Friday, March 13, 2009

Barack Obama as Walter Lee Younger, Jr.


Special to NewBlackMan


Barack Obama as Walter Lee Younger, Jr.
by Duchess Harris

I never thought I’d be able to analyze a presidential election through the lens of the actor Sidney Poitier.

Over the course of the past year, commentary from prominent voices including Robert L. Johnson, the founder of Black Entertainment Television, and New York Times columnist Frank Rich have compared Barack Obama with Sidney Poitier in the film Guess Who’s Coming to Dinner. Sidney Poitier’s screen characters are an apropos way of accessing Obama, but I think Johnson and Rich have the wrong movie.

This presidential election is more like A Raisin in the Sun.

A Raisin in the Sun is a play by Lorraine Hansberry that debuted on Broadway in 1959. The story is based upon her family's experiences growing up in Chicago's Woodlawn neighborhood, a neighborhood similar to the one that Michelle Robinson Obama grew up in.

The experiences in this play echo the lawsuit Hansberry v. Lee, to which the Hansberry family was a party when they fought to have their day in court because of a previous action about racially motivated restrictive covenants (Burke v. Kleiman). The Hansberrys won their right to be heard as a matter of due process of law in relation to the Fourteenth Amendment. The Hansberry case was not bound by the Burke decision, because the class of defendants in the respective cases had conflicting goals.

The plaintiff in the first action was Olive Ida Burke, who brought the suit on behalf of the property owner's association to enforce the racial restriction in 1934. Her husband, James Burke, was the person who sold the property to Carl Hansberry (Lorraine's father) when he changed his mind about the validity of the covenant.

Mr. Burke's decision may have been motivated by the changing demographics of the neighborhood, but it was also influenced by the Depression. The demand for houses was so low among White buyers that Mr. Hansberry may have been the only prospective purchaser available

Barrack Obama is like Lorraine Hansberry’s father, and the American people are like James Burke. After two stock market crashes, White Americans were willing to cast their vote for a Black man to move, not just into a White neighborhood, but into the White House.

In the 1961 film adaptation (the year Barack Obama was born), Sidney Poitier plays the protagonist, Walter Lee Younger. Similar to Obama’s “alternative blackness,” Poitier was born in Miami, Florida, of Bahamian parents. In addition to racial discrimination, he was also hampered even among people of color because of his thick Bahamian accent.

After his first audition, Poitier was told by the director to become a dishwasher. His effort to get rid of his accent resulted in a distinctive speech pattern that became one of his trademarks, along with his piercing gaze and magnetic smile.

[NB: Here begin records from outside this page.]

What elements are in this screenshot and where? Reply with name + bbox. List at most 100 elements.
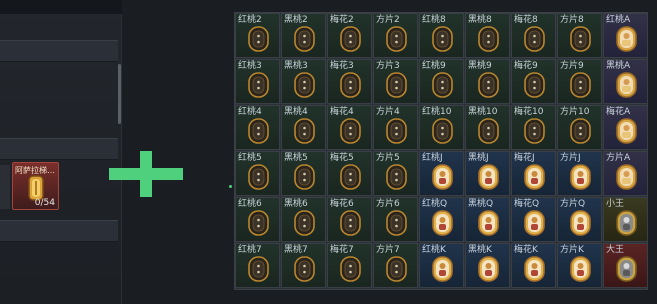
card-slot[interactable]: 梅花K [511,243,556,288]
card-slot[interactable]: 小王 [603,197,648,242]
joker-card-icon [616,210,637,240]
number-card-icon [248,164,269,194]
card-label: 梅花A [606,107,631,117]
panel-bar [0,138,118,160]
card-slot[interactable]: 梅花10 [511,105,556,150]
card-slot[interactable]: 黑桃6 [281,197,326,242]
card-slot[interactable]: 黑桃10 [465,105,510,150]
card-slot[interactable]: 红桃7 [235,243,280,288]
ace-card-icon [616,26,637,56]
card-slot[interactable]: 黑桃J [465,151,510,196]
card-slot[interactable]: 黑桃9 [465,59,510,104]
card-slot[interactable]: 黑桃5 [281,151,326,196]
card-label: 红桃2 [238,15,262,25]
number-card-icon [386,256,407,286]
card-label: 红桃7 [238,245,262,255]
card-slot[interactable]: 梅花2 [327,13,372,58]
scrollbar[interactable] [118,64,121,124]
collection-item-card[interactable]: 阿萨拉梯… 0/54 [12,162,59,210]
card-slot[interactable]: 方片6 [373,197,418,242]
card-label: 方片6 [376,199,400,209]
card-label: 大王 [606,245,625,255]
card-label: 红桃4 [238,107,262,117]
card-slot[interactable]: 方片5 [373,151,418,196]
number-card-icon [524,118,545,148]
card-slot[interactable]: 方片4 [373,105,418,150]
card-slot[interactable]: 黑桃Q [465,197,510,242]
card-slot[interactable]: 方片J [557,151,602,196]
card-slot[interactable]: 方片3 [373,59,418,104]
card-label: 梅花6 [330,199,354,209]
card-slot[interactable]: 方片10 [557,105,602,150]
face-card-icon [570,256,591,286]
card-slot[interactable]: 黑桃3 [281,59,326,104]
number-card-icon [340,256,361,286]
number-card-icon [248,118,269,148]
number-card-icon [386,164,407,194]
panel-bar [0,220,118,242]
card-label: 红桃5 [238,153,262,163]
card-slot[interactable]: 红桃8 [419,13,464,58]
number-card-icon [340,210,361,240]
item-slot[interactable] [0,165,10,209]
card-slot[interactable]: 梅花J [511,151,556,196]
card-slot[interactable]: 红桃3 [235,59,280,104]
card-slot[interactable]: 梅花3 [327,59,372,104]
card-slot[interactable]: 红桃4 [235,105,280,150]
card-slot[interactable]: 梅花7 [327,243,372,288]
card-slot[interactable]: 黑桃8 [465,13,510,58]
card-label: 黑桃6 [284,199,308,209]
card-slot[interactable]: 方片7 [373,243,418,288]
card-slot[interactable]: 梅花8 [511,13,556,58]
card-label: 黑桃8 [468,15,492,25]
card-slot[interactable]: 大王 [603,243,648,288]
card-slot[interactable]: 梅花6 [327,197,372,242]
card-slot[interactable]: 红桃A [603,13,648,58]
number-card-icon [570,118,591,148]
card-slot[interactable]: 梅花4 [327,105,372,150]
face-card-icon [570,210,591,240]
number-card-icon [432,26,453,56]
card-label: 梅花K [514,245,538,255]
number-card-icon [478,118,499,148]
card-label: 红桃9 [422,61,446,71]
item-count: 0/54 [34,198,55,208]
ace-card-icon [616,118,637,148]
card-slot[interactable]: 梅花Q [511,197,556,242]
card-label: 梅花3 [330,61,354,71]
card-slot[interactable]: 红桃2 [235,13,280,58]
card-slot[interactable]: 方片2 [373,13,418,58]
card-slot[interactable]: 红桃5 [235,151,280,196]
card-slot[interactable]: 黑桃7 [281,243,326,288]
card-slot[interactable]: 红桃6 [235,197,280,242]
card-slot[interactable]: 黑桃4 [281,105,326,150]
card-slot[interactable]: 梅花5 [327,151,372,196]
card-slot[interactable]: 红桃Q [419,197,464,242]
card-slot[interactable]: 方片9 [557,59,602,104]
card-collection-grid: 红桃2 黑桃2 梅花2 方片2 红桃8 黑桃8 梅花8 方片8 红桃A 红桃3 黑桃3 梅花3 方片3 红… [234,12,648,290]
card-slot[interactable]: 红桃9 [419,59,464,104]
ace-card-icon [616,72,637,102]
card-slot[interactable]: 红桃10 [419,105,464,150]
number-card-icon [432,118,453,148]
card-slot[interactable]: 黑桃K [465,243,510,288]
card-slot[interactable]: 方片8 [557,13,602,58]
number-card-icon [248,210,269,240]
card-slot[interactable]: 红桃K [419,243,464,288]
number-card-icon [386,210,407,240]
number-card-icon [294,72,315,102]
card-label: 梅花5 [330,153,354,163]
card-slot[interactable]: 方片K [557,243,602,288]
number-card-icon [340,72,361,102]
card-slot[interactable]: 方片A [603,151,648,196]
panel-bar [0,40,118,62]
card-slot[interactable]: 红桃J [419,151,464,196]
card-slot[interactable]: 黑桃A [603,59,648,104]
card-slot[interactable]: 梅花A [603,105,648,150]
card-slot[interactable]: 梅花9 [511,59,556,104]
card-slot[interactable]: 方片Q [557,197,602,242]
card-label: 方片4 [376,107,400,117]
number-card-icon [432,72,453,102]
card-label: 梅花10 [514,107,544,117]
card-slot[interactable]: 黑桃2 [281,13,326,58]
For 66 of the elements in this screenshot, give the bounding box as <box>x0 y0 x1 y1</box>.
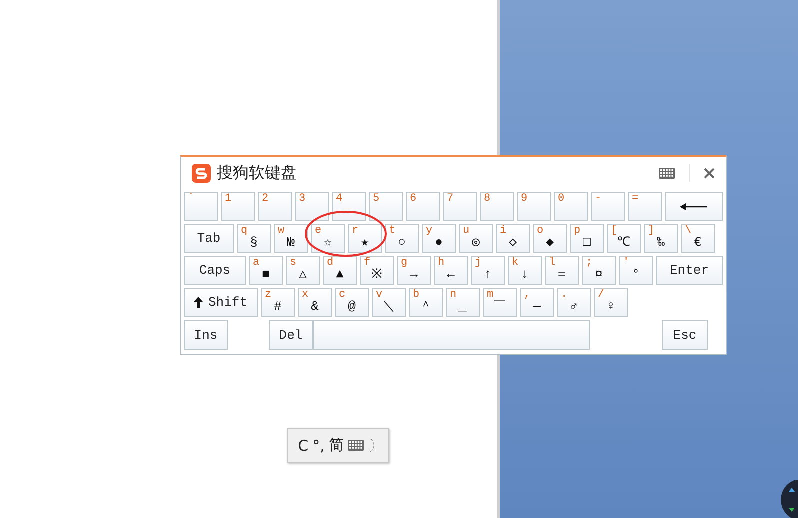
keyboard-key[interactable]: 0 <box>554 192 588 221</box>
keyboard-key[interactable]: d ▲ <box>323 256 357 285</box>
keyboard-key[interactable]: ; ¤ <box>582 256 616 285</box>
keyboard-icon[interactable] <box>348 440 364 451</box>
ins-key[interactable]: Ins <box>184 320 228 350</box>
keyboard-key[interactable]: 3 <box>295 192 329 221</box>
keyboard-key[interactable]: n ＿ <box>446 288 480 317</box>
keyboard-key[interactable]: 1 <box>221 192 255 221</box>
keyboard-key[interactable]: x & <box>298 288 332 317</box>
keyboard-key[interactable]: 8 <box>480 192 514 221</box>
punctuation-indicator[interactable]: °, <box>312 436 325 454</box>
keyboard-key[interactable]: a ■ <box>249 256 283 285</box>
keyboard-key[interactable]: , — <box>520 288 554 317</box>
keyboard-key[interactable]: b ＾ <box>409 288 443 317</box>
keyboard-key[interactable]: g → <box>397 256 431 285</box>
keyboard-key[interactable]: l ＝ <box>545 256 579 285</box>
keyboard-key[interactable]: e ☆ <box>311 224 345 253</box>
logo-icon <box>192 164 211 182</box>
del-key[interactable]: Del <box>269 320 313 350</box>
keyboard-key[interactable]: ' ° <box>619 256 653 285</box>
keyboard-key[interactable]: u ◎ <box>459 224 493 253</box>
keyboard-key[interactable]: s △ <box>286 256 320 285</box>
scroll-arrows-icon[interactable] <box>780 480 798 518</box>
script-indicator[interactable]: 简 <box>328 436 344 455</box>
close-icon[interactable] <box>704 168 715 178</box>
keyboard-key[interactable]: m ￣ <box>483 288 517 317</box>
keyboard-key[interactable]: p □ <box>570 224 604 253</box>
keyboard-key[interactable]: 6 <box>406 192 440 221</box>
keyboard-key[interactable]: 7 <box>443 192 477 221</box>
backspace-key[interactable] <box>665 192 723 221</box>
keyboard-icon[interactable] <box>659 168 675 178</box>
keyboard-key[interactable]: w № <box>274 224 308 253</box>
keyboard-key[interactable]: ` <box>184 192 218 221</box>
keyboard-key[interactable]: r ★ <box>348 224 382 253</box>
tab-key[interactable]: Tab <box>184 224 234 253</box>
esc-key[interactable]: Esc <box>662 320 708 350</box>
keyboard-key[interactable]: j ↑ <box>471 256 505 285</box>
keyboard-key[interactable]: [ ℃ <box>607 224 641 253</box>
keyboard-key[interactable]: v ＼ <box>372 288 406 317</box>
keyboard-key[interactable]: ] ‰ <box>644 224 678 253</box>
keyboard-key[interactable]: \ € <box>681 224 715 253</box>
backspace-arrow-icon <box>680 202 708 210</box>
keyboard-key[interactable]: i ◇ <box>496 224 530 253</box>
keyboard-key[interactable]: 5 <box>369 192 403 221</box>
keyboard-key[interactable]: = <box>628 192 662 221</box>
keyboard-key[interactable]: q § <box>237 224 271 253</box>
keyboard-key[interactable]: t ○ <box>385 224 419 253</box>
keyboard-key[interactable]: o ◆ <box>533 224 567 253</box>
keyboard-key[interactable]: f ※ <box>360 256 394 285</box>
up-arrow-icon <box>194 297 204 308</box>
mode-indicator[interactable]: C <box>298 436 309 454</box>
keyboard-key[interactable]: h ← <box>434 256 468 285</box>
keyboard-key[interactable]: - <box>591 192 625 221</box>
enter-key[interactable]: Enter <box>656 256 723 285</box>
keyboard-key[interactable]: . ♂ <box>557 288 591 317</box>
keyboard-key[interactable]: c @ <box>335 288 369 317</box>
shift-key[interactable]: Shift <box>184 288 258 317</box>
keyboard-key[interactable]: / ♀ <box>594 288 628 317</box>
keyboard-key[interactable]: z # <box>261 288 295 317</box>
keyboard-key[interactable]: 9 <box>517 192 551 221</box>
window-title: 搜狗软键盘 <box>217 162 298 184</box>
keyboard-key[interactable]: y ● <box>422 224 456 253</box>
keyboard-key[interactable]: 2 <box>258 192 292 221</box>
caps-key[interactable]: Caps <box>184 256 246 285</box>
keyboard-key[interactable]: 4 <box>332 192 366 221</box>
keyboard-key[interactable]: k ↓ <box>508 256 542 285</box>
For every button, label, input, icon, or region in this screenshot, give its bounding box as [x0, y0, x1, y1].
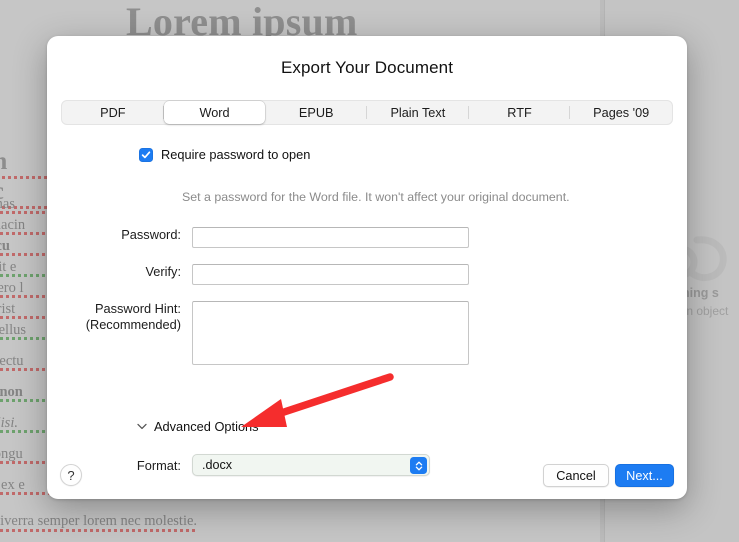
tab-label: PDF: [100, 105, 126, 120]
tab-label: Pages '09: [593, 105, 650, 120]
tab-word[interactable]: Word: [163, 101, 266, 124]
password-hint-label-line2: (Recommended): [85, 317, 181, 333]
chevron-up-down-icon: [415, 461, 422, 470]
advanced-options-label: Advanced Options: [154, 419, 259, 434]
password-label: Password:: [121, 227, 181, 242]
tab-label: Plain Text: [390, 105, 446, 120]
verify-row: Verify:: [47, 264, 469, 285]
password-hint-label-line1: Password Hint:: [94, 301, 181, 316]
document-lead-line-0: ipsum: [0, 148, 7, 176]
screen-root: Nothing s an object Lorem ipsum ipsum ib…: [0, 0, 739, 542]
next-button-label: Next...: [626, 468, 663, 483]
tab-rtf[interactable]: RTF: [469, 101, 571, 124]
cancel-button[interactable]: Cancel: [543, 464, 609, 487]
require-password-checkbox[interactable]: [139, 147, 153, 162]
password-hint-label: Password Hint: (Recommended): [47, 301, 192, 334]
password-help-text: Set a password for the Word file. It won…: [182, 190, 570, 204]
tab-label: Word: [199, 105, 230, 120]
tab-label: RTF: [507, 105, 532, 120]
verify-label: Verify:: [145, 264, 181, 279]
format-row: Format: .docx: [47, 454, 430, 476]
password-input[interactable]: [192, 227, 469, 248]
cancel-button-label: Cancel: [556, 468, 596, 483]
format-value: .docx: [202, 458, 233, 472]
check-icon: [141, 150, 151, 158]
password-hint-input[interactable]: [192, 301, 469, 365]
export-dialog: Export Your Document PDF Word EPUB Plain…: [47, 36, 687, 499]
format-stepper-button[interactable]: [410, 457, 427, 474]
dialog-title: Export Your Document: [280, 58, 454, 77]
chevron-down-icon: [137, 423, 147, 430]
tab-label: EPUB: [298, 105, 334, 120]
require-password-row[interactable]: Require password to open: [139, 147, 310, 162]
require-password-label: Require password to open: [161, 147, 311, 162]
tab-plain-text[interactable]: Plain Text: [367, 101, 469, 124]
next-button[interactable]: Next...: [615, 464, 674, 487]
format-tab-bar[interactable]: PDF Word EPUB Plain Text RTF Pages '09: [61, 100, 673, 125]
format-select[interactable]: .docx: [192, 454, 430, 476]
spell-squiggle: [0, 529, 196, 532]
tab-epub[interactable]: EPUB: [265, 101, 368, 124]
help-button-label: ?: [67, 467, 75, 483]
tab-pdf[interactable]: PDF: [62, 101, 164, 124]
password-row: Password:: [47, 227, 469, 248]
advanced-options-toggle[interactable]: Advanced Options: [137, 419, 259, 434]
help-button[interactable]: ?: [60, 464, 82, 486]
password-hint-row: Password Hint: (Recommended): [47, 301, 469, 365]
document-body-line-12: oi viverra semper lorem nec molestie.: [0, 513, 198, 529]
tab-pages-09[interactable]: Pages '09: [570, 101, 672, 124]
verify-input[interactable]: [192, 264, 469, 285]
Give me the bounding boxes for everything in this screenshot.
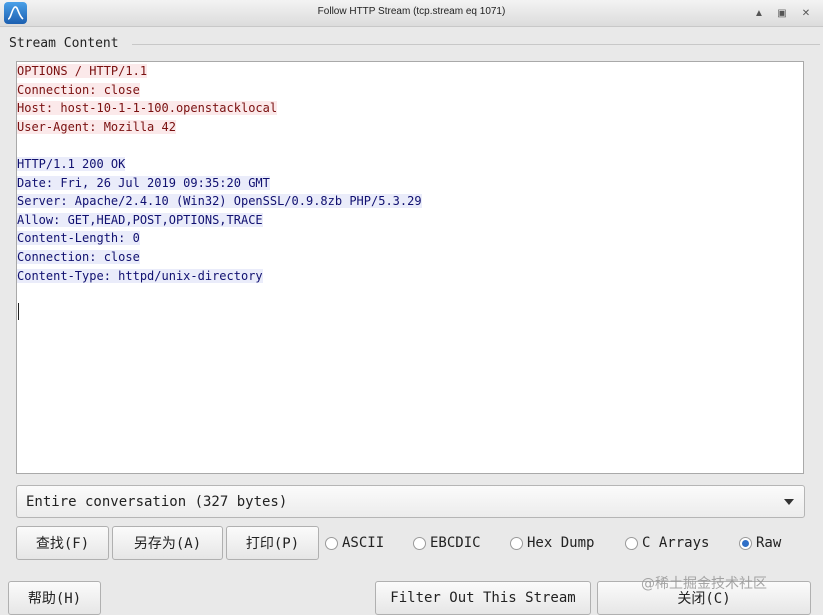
title-bar: Follow HTTP Stream (tcp.stream eq 1071) … — [0, 0, 823, 27]
format-radio-c-arrays[interactable]: C Arrays — [625, 534, 709, 552]
stream-line-text: Server: Apache/2.4.10 (Win32) OpenSSL/0.… — [17, 194, 422, 209]
stream-line-text: Connection: close — [17, 249, 140, 264]
print-button[interactable]: 打印(P) — [226, 526, 319, 560]
stream-line-text: Host: host-10-1-1-100.openstacklocal — [17, 101, 278, 116]
maximize-icon[interactable]: ▣ — [774, 5, 790, 21]
format-radio-hex-dump[interactable]: Hex Dump — [510, 534, 594, 552]
stream-line-text: Date: Fri, 26 Jul 2019 09:35:20 GMT — [17, 175, 270, 190]
client-stream-line: User-Agent: Mozilla 42 — [17, 118, 422, 137]
stream-lines: OPTIONS / HTTP/1.1 Connection: close Host:… — [17, 62, 422, 285]
group-divider — [132, 44, 820, 45]
radio-icon — [625, 536, 638, 550]
conversation-select[interactable]: Entire conversation (327 bytes) — [16, 485, 805, 518]
watermark: @稀土掘金技术社区 — [641, 576, 767, 592]
client-stream-line: Connection: close — [17, 81, 422, 100]
stream-line-text: Allow: GET,HEAD,POST,OPTIONS,TRACE — [17, 212, 263, 227]
stream-line-text: Connection: close — [17, 82, 140, 97]
format-label-ebcdic: EBCDIC — [430, 535, 481, 551]
server-stream-line: Allow: GET,HEAD,POST,OPTIONS,TRACE — [17, 211, 422, 230]
client-stream-line: OPTIONS / HTTP/1.1 — [17, 62, 422, 81]
server-stream-line: Content-Length: 0 — [17, 229, 422, 248]
client-stream-line: Host: host-10-1-1-100.openstacklocal — [17, 99, 422, 118]
format-radio-ebcdic[interactable]: EBCDIC — [413, 534, 481, 552]
format-label-c-arrays: C Arrays — [642, 535, 710, 551]
chevron-down-icon — [784, 499, 794, 505]
server-stream-line: Server: Apache/2.4.10 (Win32) OpenSSL/0.… — [17, 192, 422, 211]
stream-line-text: HTTP/1.1 200 OK — [17, 156, 126, 171]
server-stream-line: Connection: close — [17, 248, 422, 267]
radio-icon — [413, 536, 426, 550]
radio-icon — [739, 536, 752, 550]
format-radio-raw[interactable]: Raw — [739, 534, 781, 552]
text-caret — [18, 303, 19, 320]
stream-line-text: Content-Length: 0 — [17, 231, 140, 246]
window-title: Follow HTTP Stream (tcp.stream eq 1071) — [317, 6, 506, 17]
radio-icon — [325, 536, 338, 550]
format-label-hex-dump: Hex Dump — [527, 535, 595, 551]
find-button[interactable]: 查找(F) — [16, 526, 109, 560]
format-label-ascii: ASCII — [342, 535, 385, 551]
server-stream-line: HTTP/1.1 200 OK — [17, 155, 422, 174]
server-stream-line: Content-Type: httpd/unix-directory — [17, 267, 422, 286]
radio-icon — [510, 536, 523, 550]
stream-blank-line — [17, 136, 422, 155]
format-label-raw: Raw — [756, 535, 782, 551]
filter-out-stream-button[interactable]: Filter Out This Stream — [375, 581, 591, 615]
stream-content-text[interactable]: OPTIONS / HTTP/1.1 Connection: close Host:… — [16, 61, 804, 474]
minimize-icon[interactable]: ▲ — [751, 5, 767, 21]
conversation-select-value: Entire conversation (327 bytes) — [26, 494, 288, 510]
close-window-icon[interactable]: ✕ — [798, 5, 814, 21]
help-button[interactable]: 帮助(H) — [8, 581, 101, 615]
stream-line-text: User-Agent: Mozilla 42 — [17, 119, 176, 134]
save-as-button[interactable]: 另存为(A) — [112, 526, 223, 560]
format-radio-ascii[interactable]: ASCII — [325, 534, 384, 552]
stream-line-text: OPTIONS / HTTP/1.1 — [17, 64, 148, 78]
server-stream-line: Date: Fri, 26 Jul 2019 09:35:20 GMT — [17, 174, 422, 193]
stream-line-text: Content-Type: httpd/unix-directory — [17, 268, 263, 283]
stream-content-label: Stream Content — [9, 36, 121, 51]
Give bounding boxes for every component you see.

When Poitier plays Walter Lee Younger in A Raisin in the Sun, his character is more of a race man than Dr. John Wade Prentiss in Guess Who’s Coming to Dinner. When the residents of all-White Clybourne Park have learned of their new neighbors, they send an emissary to meet with the Youngers to explain the "rules." Mr. Lindner, the representative, carefully disguises his racist attitudes beneath neutral terms ("not rich and fancy people; just hardworking, honest people who don't really have much but those little homes and a dream of the kind of community they want to raise their children in").

These people are like some of the original Hillary supporters who are “hard-working White Americans.” Mr. Linder makes the Youngers a generous offer that Walter Lee refuses. Just like Barack Obama, he decides that his family has a right to a new life, and they will move to Clybourne Park.

Poitier, the Bahamain-American similar to Obama the Kenyan-American, convincingly speaks for the Black American men of the time. Even though Poitier isn’t the descendant of enslaved Africans, he redeems men whose ancestors have been in this country five generations and states that his Black family deserves to move into the White neighborhood because his daddy earned it “brick by brick.”

In real life, Sidney Poitier's most famous quote is, "If you apply reason and logic to this career of mine, you're not going to get very far. The journey has been incredible from its beginning." If that doesn’t explain the Obama presidency, I don’t know what does.

So, guess who’s coming to dinner now?

***

Duchess Harris, PhD, is an Associate Professor of American Studies at Macalester College. She is the author of the forthcoming Black Feminist Politics from Kennedy to Clinton and co-editor with Bruce D. Baum of the forthcoming Racially Writing the Republic: Racists, Race Rebels, and Transformations of American Identity. She is also a J.D. candidate at William Mitchell College of Law.